Scientist gets encouraging results from rice ratoon experiments
Bangladeshi scientist Dr. Abed Chaudhury introduces Panchabrihi rice, yielding five harvests annually. Genofax co-founder unveils promising results at Dhaka University talk. High productivity and blast resistance noted. Event attended by academics, officials, and scientists.
Traditionally in rural Bangladesh there has been a farming practice called – ratoon – by which farmers could reap two harvests from the same cropping season by producing a second crop from the original stubble. First they would reap a reasonably good volume of grains and then after giving a respite, farmers would potentially reap another harvest, albeit low in volume.
Given the pressures on limited land resources from competing crops in different seasons, farmers’ practice of ratoon farming has long gone now.
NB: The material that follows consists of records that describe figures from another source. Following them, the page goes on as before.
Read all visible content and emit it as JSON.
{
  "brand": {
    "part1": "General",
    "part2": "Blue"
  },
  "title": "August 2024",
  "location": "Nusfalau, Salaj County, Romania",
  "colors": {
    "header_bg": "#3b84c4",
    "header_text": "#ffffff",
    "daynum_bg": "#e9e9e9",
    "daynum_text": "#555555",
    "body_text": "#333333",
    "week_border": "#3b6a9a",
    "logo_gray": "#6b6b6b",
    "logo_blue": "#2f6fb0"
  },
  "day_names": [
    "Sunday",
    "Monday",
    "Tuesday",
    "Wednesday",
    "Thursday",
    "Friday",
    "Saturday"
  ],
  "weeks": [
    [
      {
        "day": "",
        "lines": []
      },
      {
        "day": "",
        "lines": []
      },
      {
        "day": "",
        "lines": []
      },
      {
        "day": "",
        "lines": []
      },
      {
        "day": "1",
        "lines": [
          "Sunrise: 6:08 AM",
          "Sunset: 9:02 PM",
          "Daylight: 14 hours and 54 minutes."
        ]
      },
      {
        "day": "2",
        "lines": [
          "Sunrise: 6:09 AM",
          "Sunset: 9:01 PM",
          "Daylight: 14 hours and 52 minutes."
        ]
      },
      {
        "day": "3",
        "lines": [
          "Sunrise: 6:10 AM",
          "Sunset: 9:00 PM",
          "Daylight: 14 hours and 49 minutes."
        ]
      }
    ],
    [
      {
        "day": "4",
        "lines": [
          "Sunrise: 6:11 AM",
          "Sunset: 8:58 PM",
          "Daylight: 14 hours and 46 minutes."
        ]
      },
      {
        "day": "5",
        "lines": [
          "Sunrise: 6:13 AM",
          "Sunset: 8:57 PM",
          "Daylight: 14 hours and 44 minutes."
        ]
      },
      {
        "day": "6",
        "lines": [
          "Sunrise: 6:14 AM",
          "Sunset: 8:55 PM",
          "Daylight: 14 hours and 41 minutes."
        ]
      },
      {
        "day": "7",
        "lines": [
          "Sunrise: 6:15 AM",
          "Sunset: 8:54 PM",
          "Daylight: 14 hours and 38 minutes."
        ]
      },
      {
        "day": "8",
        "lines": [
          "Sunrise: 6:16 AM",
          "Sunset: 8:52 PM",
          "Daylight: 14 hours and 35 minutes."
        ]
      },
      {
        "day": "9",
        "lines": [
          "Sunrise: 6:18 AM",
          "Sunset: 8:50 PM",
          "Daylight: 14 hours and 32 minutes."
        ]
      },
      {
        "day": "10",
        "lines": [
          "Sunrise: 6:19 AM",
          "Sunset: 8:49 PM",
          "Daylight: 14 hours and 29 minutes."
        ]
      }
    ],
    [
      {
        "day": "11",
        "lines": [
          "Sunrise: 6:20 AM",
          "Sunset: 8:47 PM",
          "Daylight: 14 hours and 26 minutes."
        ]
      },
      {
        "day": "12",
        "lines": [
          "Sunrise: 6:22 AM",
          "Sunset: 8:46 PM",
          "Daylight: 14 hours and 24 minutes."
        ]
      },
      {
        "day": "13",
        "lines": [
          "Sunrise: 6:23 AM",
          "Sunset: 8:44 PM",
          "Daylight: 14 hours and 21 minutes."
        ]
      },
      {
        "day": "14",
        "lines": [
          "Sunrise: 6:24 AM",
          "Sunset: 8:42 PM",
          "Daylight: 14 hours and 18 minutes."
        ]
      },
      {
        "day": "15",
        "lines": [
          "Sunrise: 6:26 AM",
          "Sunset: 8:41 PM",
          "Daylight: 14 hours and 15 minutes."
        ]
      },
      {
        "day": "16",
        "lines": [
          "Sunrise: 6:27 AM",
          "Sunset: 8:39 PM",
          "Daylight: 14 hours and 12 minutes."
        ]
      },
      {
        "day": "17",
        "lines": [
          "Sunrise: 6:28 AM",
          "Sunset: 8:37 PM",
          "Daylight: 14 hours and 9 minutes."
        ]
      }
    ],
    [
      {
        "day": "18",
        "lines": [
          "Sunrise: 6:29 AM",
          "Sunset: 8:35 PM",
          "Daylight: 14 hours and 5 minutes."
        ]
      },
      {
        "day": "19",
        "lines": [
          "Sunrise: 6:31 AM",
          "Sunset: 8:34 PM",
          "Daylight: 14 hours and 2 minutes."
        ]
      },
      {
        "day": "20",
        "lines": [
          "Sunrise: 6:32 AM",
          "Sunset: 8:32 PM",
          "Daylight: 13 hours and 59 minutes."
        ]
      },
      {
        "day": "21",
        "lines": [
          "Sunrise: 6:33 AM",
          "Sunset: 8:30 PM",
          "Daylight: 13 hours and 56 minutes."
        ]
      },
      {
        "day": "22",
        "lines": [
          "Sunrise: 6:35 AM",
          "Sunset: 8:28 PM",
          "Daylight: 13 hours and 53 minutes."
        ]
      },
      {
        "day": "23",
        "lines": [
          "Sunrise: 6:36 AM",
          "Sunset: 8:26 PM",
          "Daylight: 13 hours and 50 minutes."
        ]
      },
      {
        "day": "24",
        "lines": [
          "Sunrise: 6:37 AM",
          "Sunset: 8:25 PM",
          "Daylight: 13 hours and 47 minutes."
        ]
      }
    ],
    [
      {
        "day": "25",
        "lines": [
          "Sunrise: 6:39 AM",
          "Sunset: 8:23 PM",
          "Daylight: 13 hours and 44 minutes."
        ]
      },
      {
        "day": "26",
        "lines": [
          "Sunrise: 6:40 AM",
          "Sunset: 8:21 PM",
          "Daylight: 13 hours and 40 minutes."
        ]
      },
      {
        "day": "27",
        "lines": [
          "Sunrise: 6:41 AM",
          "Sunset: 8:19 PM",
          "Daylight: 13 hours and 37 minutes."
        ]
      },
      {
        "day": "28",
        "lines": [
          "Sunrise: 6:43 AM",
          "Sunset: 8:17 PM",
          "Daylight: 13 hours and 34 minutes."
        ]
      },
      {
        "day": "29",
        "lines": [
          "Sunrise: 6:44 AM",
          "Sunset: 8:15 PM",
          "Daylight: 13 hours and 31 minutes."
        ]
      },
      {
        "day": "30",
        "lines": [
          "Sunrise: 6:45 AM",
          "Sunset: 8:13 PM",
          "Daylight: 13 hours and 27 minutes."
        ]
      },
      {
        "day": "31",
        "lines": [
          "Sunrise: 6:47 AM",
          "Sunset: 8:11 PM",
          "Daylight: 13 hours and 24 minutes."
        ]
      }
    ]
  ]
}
But an internationally acclaimed Bangladeshi scientist kept toying with the idea of developing multi-harvest rice that would yield grains five times a year with farmers not requiring to till the lands again and again and not needing to plant rice more than once in a year.
Giving a talk on his ongoing research on Panchabrihi (multi-harvest rice) at Dhaka University on Wednesday, Dr Abed Chaudhury said he has observed good results of the rice varieties they developed – those gave five harvests a year from the same plants as experimented in Moulvibazar’s Kulaura.
Dr Chaudhury, co-founder Genofax, a global company in digital health, and a Visiting Scientist of Dhaka University’s Centre for Advanced Research in Sciences (CARS), said his experiment carried out in farmlands in his native village gave encouraging results where farmers could gain grains five times a year from the same rice plants.
“We’ve completed sequencing the genomes of four of the rice varieties to further study what traits giving those the edge over others in yielding grains again and again,” said Dr Abed Chaudhury.
Scientists, academics and students present at the talk held at CARS seminar room, expressed keen interest in the ratoon techniques but at the same time raised various questions on productivity, tenability of such rice varieties amidst seasonal variations of rains and temperatures in Bangladesh.
Dr Chaudhury said in his experiment plots Panchabrihi has already been proven as highly productive with 20 to 25 tons of yield potential per hectare a year. He also said that during blast affect in rice fields, rice in his plots remained unaffected whereas the rice in neighboring plots got damaged by blast.
Dhaka University Pro-Vice Chancellor Prof Sitesh C Bachar addressed the event as chief guest with the CARS Director Prof Dr Ishtiaque M. Syed conducting the session.
Shafiul Alam Chowdhury Nadel, MP, and former education secretary NI Khan also spoke at the program.